Similarly, each product is aggregated into a service, which can be called by any other service, once again with the ESB handling all the intricacies. In this way, a new market product can be built by selecting the best of existing products without worrying about how the different systems will interact.
"Once this architecture is adopted the services can be exposed over any channel that is appropriate, offering truly multichannel banking." adds Shaw. "With an ESB, services can be made available over any medium the organisation chooses, through the Internet, a branch office, mobile phone or an IVR solution."
On the bus to retail integration
Moving away from financial services, the business of retail is to deliver the right product in the right quantity to the right place at the right time and at the right price. To accomplish this is a challenging task involving making the correct distribution decisions in terms of getting stock into stores, as well as the appropriate supply chain decisions to synchronise the perceived needs of customers with suppliers.
Because different goods have different priorities in various areas, retail head offices can not rely on their traditional enterprise applications to reliably link every node in their and their suppliers` distributed organisations. An ESB enables retailers to gain inventory and supply-chain process visibility from the point-of-sale (POS) to the head office, and even through the supply-chain to the manufacturer, ensuring stocks of critical products are always monitored and under control - without affecting the company`s existing application infrastructure. Indeed, with the advent of RFID, an ESB infrastructure becomes even more essential to be able to harvest RFID events and turn them into meaningful business information on which to base business decisions.

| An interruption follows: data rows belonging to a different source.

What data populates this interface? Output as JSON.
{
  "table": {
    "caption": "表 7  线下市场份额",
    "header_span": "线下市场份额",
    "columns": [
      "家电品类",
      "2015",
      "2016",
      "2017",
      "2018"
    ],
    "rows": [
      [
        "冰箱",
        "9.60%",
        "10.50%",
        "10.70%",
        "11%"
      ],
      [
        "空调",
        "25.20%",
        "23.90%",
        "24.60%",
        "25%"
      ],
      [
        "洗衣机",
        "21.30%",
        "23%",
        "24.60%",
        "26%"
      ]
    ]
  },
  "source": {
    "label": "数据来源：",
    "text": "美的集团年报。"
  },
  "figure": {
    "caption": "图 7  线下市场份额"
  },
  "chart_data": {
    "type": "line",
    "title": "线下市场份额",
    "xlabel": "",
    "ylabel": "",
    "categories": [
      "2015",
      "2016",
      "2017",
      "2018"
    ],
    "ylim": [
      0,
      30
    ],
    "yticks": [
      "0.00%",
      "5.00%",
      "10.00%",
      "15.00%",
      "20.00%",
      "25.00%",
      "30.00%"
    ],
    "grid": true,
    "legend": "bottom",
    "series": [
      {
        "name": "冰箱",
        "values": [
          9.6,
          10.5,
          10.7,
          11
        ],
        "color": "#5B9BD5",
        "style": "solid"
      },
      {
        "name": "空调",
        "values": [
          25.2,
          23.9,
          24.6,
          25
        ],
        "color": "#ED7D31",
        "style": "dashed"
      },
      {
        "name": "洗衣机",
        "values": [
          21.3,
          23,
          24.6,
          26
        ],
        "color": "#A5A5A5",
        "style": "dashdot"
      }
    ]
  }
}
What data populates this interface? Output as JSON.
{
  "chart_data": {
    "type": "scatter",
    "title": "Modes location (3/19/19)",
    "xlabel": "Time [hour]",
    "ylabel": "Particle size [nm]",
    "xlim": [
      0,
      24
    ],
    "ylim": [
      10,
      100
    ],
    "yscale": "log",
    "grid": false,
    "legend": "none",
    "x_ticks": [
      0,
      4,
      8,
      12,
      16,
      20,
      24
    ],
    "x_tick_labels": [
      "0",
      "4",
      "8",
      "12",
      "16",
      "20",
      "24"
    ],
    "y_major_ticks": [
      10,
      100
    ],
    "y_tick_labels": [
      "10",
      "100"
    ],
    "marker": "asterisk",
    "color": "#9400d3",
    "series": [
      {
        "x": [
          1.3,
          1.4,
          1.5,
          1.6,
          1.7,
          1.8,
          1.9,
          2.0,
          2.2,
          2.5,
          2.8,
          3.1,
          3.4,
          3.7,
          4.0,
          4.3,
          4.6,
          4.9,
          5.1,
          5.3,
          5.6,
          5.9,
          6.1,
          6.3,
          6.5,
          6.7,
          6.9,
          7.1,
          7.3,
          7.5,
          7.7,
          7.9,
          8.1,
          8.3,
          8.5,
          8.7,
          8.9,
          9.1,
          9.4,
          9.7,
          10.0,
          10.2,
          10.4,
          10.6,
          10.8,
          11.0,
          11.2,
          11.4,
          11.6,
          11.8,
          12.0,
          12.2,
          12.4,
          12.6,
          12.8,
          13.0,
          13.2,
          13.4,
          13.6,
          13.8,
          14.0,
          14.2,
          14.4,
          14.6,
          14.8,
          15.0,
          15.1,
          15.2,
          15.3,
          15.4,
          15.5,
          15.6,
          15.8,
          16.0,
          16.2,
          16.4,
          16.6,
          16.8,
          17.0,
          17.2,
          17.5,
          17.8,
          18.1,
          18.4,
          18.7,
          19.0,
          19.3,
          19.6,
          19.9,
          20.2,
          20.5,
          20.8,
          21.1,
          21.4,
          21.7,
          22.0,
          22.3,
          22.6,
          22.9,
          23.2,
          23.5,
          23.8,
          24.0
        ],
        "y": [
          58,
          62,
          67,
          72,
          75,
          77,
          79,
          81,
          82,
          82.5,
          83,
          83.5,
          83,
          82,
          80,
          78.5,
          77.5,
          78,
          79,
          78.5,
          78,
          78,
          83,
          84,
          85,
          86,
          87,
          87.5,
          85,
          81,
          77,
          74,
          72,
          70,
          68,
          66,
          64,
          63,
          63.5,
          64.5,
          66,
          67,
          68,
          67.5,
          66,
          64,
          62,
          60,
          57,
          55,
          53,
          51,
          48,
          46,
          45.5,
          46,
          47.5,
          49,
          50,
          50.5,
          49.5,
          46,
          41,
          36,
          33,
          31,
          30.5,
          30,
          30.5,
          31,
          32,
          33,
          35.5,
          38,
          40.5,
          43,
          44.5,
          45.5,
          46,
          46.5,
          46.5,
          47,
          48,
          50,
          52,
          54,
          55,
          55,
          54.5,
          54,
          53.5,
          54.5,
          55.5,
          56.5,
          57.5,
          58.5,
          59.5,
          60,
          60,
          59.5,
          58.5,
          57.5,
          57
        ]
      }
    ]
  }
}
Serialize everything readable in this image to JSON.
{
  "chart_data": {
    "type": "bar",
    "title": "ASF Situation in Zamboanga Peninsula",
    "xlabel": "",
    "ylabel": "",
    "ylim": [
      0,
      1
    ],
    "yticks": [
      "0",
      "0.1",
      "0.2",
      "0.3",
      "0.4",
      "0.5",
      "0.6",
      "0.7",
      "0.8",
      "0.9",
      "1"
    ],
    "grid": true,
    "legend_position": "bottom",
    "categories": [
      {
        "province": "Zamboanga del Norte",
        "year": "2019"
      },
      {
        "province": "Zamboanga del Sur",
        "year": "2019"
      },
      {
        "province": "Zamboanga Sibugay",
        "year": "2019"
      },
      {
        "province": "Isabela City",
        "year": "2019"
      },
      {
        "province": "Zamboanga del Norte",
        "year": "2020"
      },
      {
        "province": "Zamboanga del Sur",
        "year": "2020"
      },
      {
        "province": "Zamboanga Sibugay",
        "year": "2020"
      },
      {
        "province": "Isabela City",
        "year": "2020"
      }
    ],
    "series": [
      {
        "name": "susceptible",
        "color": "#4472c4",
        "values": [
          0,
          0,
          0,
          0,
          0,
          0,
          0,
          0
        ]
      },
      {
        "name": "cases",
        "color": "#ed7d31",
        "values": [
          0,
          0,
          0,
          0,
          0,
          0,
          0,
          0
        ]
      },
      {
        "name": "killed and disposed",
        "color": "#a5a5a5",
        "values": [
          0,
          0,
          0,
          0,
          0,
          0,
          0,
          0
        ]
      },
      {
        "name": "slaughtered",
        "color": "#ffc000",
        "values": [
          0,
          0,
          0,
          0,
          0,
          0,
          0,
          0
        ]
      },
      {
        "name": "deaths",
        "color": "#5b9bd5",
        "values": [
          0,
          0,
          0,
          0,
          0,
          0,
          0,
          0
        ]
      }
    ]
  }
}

"Again, this visibility is securely achievable over any channel of communications the organisation chooses, with a series of reusable services exposed via the ESB," Shaw says. "Think of the benefits if a retailer could locate an out-of-stock product for a customer while they are in the store. Better yet, what if it could offer to ship it to their home the next business day? In doing this the store is reusing the ESB services that the retailer`s headquarters is using to locate inventory or to ship product in their mail order operation, it has just exposed the service in a different way. This is how an ESB can deliver business value to retailers."
An ESB-based SOA infrastructure provides a cost-effective way to integrate disparate, distributed systems in an organisation, and even those of business partners should it be necessary. They support the dynamic nature of business today, facilitating the agile integration and reintegration of services across multiple channels as quickly as the market demands. Most importantly, the ESB reduces the need for complex, hard-wired coding and allows organisations to provide the necessary quality of service, enabling IT to be more responsive to the business.